No formal post today. Too much keyboard time yesterday and one leg is swole up like a snakebit pup. Today my feet are up high. Here's some gossip.
Fire north of Browning in hay meadows, that probably means along Willow Creek drainage. Last I heard there were hundreds of acres involved, but they were almost halfway contained. Lots of fuel this year. Could involve Bob Scriver's Flatiron Ranch, which used to belong to Corky Evans and before that Oscar Doane. Now it's a Nature Conservancy/tribal consortium. Might not be there.
In Valier, post office sign says bears sighted near Valier. They follow watercourses, including along Lake Francis and irrigation ditches. Folks in town advised to keep pets indoors and make sure there are no attractions outside. They're likely to be young bears with no manners.
I've watched a PBS movie about Williston and the influx of men, hoping for work on the Bakken oil patch. A minister is trying to help, but. . .
http://catapultfilmfund.org/project/the-overnighters/
http://video.pbs.org/video/2365519171/
There's a sharp swerve at the end. And then the credit roll gives you faces and origins -- these men come from the whole planet. We were anxious to have them here in town, thought we'd make lots of money renting out our back yard. Then thought about it again and changed our minds. The boom is calming now anyway.

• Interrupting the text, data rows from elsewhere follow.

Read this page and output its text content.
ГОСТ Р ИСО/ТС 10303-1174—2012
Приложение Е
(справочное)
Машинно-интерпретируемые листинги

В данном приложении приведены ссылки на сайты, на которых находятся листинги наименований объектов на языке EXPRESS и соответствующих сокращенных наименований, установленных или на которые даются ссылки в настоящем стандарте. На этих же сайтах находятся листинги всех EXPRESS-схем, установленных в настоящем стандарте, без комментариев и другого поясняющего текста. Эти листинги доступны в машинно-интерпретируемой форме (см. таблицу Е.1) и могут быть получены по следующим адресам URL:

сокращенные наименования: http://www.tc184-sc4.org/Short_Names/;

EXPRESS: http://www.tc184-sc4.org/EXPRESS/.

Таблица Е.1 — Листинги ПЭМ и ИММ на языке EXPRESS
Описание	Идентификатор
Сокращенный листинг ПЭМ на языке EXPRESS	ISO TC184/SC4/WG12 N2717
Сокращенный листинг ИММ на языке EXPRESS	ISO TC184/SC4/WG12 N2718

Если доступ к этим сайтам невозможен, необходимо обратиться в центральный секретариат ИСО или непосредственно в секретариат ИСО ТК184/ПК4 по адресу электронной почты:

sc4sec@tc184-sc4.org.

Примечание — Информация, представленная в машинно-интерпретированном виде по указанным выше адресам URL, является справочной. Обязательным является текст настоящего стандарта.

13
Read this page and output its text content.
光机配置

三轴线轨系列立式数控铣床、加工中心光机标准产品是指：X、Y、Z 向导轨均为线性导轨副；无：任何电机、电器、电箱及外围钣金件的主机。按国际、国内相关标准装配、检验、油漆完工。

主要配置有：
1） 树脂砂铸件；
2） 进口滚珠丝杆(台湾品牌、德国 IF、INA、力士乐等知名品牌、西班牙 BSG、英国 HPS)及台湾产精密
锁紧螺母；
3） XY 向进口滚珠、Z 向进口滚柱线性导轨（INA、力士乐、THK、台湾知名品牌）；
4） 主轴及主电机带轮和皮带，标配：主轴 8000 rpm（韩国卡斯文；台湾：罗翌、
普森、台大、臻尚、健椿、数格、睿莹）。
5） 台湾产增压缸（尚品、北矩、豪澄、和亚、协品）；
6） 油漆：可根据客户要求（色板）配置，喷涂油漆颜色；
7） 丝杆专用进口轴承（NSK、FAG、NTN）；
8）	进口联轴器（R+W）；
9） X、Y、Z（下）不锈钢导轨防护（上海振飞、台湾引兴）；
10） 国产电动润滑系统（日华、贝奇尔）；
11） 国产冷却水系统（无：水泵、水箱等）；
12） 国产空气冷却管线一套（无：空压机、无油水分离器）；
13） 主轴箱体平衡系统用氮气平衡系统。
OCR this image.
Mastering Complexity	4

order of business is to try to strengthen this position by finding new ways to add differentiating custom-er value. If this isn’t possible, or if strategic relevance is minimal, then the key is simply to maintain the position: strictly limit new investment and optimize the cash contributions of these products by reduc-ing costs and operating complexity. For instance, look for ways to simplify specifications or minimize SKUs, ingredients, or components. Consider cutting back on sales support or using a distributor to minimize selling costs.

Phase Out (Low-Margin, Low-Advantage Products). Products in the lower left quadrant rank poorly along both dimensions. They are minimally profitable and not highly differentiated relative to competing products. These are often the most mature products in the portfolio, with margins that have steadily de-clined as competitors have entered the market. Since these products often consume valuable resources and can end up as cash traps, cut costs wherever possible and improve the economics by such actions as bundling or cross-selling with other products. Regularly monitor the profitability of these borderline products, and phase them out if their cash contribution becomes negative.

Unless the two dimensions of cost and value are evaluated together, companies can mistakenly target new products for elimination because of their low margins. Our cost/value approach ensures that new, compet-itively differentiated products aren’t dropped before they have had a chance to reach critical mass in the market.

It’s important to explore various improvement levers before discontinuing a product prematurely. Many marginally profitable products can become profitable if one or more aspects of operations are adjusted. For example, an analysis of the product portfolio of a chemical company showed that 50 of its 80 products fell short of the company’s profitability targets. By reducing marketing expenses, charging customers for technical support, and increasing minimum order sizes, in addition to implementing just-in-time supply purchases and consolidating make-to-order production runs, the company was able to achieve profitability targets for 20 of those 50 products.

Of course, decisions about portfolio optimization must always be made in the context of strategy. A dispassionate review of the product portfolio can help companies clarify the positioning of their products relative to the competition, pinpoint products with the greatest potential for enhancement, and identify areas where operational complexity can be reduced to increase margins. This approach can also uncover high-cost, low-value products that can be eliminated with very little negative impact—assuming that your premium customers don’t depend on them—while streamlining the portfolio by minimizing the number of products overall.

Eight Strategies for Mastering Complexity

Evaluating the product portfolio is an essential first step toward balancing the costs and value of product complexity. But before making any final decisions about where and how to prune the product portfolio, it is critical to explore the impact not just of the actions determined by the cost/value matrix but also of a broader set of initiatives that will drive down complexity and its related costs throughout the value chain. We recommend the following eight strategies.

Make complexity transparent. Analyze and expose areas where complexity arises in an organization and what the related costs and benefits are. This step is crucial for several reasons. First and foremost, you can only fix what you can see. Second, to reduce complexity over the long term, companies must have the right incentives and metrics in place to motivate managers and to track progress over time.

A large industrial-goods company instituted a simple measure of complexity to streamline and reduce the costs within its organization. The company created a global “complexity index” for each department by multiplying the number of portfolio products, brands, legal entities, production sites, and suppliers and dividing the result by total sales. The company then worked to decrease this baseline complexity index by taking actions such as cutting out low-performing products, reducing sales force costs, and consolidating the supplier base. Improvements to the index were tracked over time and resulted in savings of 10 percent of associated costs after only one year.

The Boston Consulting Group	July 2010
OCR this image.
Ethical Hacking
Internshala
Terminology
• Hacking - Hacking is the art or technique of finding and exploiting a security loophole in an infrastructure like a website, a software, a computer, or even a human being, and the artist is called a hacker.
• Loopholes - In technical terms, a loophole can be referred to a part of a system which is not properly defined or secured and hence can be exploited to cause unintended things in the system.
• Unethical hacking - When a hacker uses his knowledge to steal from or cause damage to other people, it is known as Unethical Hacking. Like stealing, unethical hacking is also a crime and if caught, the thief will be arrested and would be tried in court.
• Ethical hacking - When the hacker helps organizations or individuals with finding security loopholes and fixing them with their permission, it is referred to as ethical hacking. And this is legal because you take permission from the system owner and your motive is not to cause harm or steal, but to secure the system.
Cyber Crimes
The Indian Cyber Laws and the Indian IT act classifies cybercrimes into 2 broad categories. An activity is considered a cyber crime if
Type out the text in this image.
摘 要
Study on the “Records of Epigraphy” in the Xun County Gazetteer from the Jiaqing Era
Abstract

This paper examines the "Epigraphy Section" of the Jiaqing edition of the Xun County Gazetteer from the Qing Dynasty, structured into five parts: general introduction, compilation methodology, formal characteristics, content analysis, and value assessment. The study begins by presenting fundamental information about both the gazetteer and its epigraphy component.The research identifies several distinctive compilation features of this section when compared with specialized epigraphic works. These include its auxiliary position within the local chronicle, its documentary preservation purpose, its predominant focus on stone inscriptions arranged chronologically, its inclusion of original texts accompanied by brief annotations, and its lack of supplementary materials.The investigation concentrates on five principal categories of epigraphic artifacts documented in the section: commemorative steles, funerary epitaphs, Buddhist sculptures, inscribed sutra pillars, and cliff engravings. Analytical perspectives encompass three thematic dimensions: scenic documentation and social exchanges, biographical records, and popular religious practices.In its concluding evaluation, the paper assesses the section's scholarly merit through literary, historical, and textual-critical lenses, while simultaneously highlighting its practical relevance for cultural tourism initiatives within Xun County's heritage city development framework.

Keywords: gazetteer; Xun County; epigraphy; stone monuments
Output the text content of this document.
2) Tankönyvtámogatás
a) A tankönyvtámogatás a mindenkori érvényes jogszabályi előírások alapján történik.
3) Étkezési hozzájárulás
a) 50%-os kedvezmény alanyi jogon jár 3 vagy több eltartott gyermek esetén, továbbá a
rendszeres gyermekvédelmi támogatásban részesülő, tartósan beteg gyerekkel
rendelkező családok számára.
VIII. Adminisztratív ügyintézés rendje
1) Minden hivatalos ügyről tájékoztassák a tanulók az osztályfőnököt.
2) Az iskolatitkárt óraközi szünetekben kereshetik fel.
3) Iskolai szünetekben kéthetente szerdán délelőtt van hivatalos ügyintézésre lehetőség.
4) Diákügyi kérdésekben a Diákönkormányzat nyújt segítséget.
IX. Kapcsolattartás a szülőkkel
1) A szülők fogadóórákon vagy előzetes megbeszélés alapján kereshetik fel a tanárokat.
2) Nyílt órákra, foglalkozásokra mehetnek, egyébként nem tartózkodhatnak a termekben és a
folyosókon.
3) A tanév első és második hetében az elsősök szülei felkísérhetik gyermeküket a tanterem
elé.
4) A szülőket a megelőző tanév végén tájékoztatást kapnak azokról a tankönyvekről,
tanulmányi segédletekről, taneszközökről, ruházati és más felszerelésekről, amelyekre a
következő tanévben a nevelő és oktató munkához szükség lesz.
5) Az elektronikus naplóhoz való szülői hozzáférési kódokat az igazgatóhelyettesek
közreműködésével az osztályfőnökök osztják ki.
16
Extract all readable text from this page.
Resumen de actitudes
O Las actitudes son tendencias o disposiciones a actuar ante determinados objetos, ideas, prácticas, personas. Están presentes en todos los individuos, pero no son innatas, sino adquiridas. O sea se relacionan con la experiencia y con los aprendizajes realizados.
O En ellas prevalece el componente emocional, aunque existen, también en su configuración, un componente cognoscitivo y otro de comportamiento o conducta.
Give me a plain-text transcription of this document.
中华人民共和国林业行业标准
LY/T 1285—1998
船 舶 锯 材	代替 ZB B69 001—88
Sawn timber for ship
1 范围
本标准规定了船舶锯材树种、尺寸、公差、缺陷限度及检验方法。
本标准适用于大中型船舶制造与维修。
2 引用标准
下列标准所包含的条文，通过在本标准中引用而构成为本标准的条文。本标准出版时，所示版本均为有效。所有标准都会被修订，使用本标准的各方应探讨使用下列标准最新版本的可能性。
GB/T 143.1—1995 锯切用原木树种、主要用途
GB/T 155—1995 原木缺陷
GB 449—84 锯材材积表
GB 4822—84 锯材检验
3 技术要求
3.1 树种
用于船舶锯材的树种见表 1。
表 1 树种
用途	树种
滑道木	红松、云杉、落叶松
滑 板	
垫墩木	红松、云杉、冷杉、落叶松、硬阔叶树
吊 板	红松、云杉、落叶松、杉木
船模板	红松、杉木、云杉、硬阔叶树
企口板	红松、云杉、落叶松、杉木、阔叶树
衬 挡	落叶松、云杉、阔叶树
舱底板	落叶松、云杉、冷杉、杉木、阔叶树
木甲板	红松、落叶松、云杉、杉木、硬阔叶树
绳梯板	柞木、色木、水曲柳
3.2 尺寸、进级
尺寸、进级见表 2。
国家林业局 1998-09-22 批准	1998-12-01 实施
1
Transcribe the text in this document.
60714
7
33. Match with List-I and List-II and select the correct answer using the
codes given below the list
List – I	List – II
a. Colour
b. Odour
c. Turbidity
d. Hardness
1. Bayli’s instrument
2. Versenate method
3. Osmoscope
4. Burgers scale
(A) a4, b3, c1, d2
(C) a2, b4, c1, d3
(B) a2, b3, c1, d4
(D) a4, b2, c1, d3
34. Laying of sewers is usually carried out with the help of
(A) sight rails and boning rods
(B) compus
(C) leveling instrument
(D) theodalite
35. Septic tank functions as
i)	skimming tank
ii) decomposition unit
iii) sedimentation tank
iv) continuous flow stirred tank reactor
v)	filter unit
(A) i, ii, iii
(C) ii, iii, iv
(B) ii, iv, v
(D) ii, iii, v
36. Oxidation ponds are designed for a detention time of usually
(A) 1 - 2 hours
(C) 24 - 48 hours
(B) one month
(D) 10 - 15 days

Among other books, I'm reading "All Our Stories Are Here." It's an anthology of literary criticism edited by Brady Harrison. Professors must publish to get tenure. Many have figured out they can do that by getting their friends to each write a chapter. Harrison's friends are mostly on the U of Montana faculty in Missoula. Not that that is a bad thing, but it means that friendship circles among writers are the key to publishing. They always have been. But they badly distort the full spectrum of who's writing about what.
I'm going to put this on the air twenty minutes early and go to bed. It's just dusk.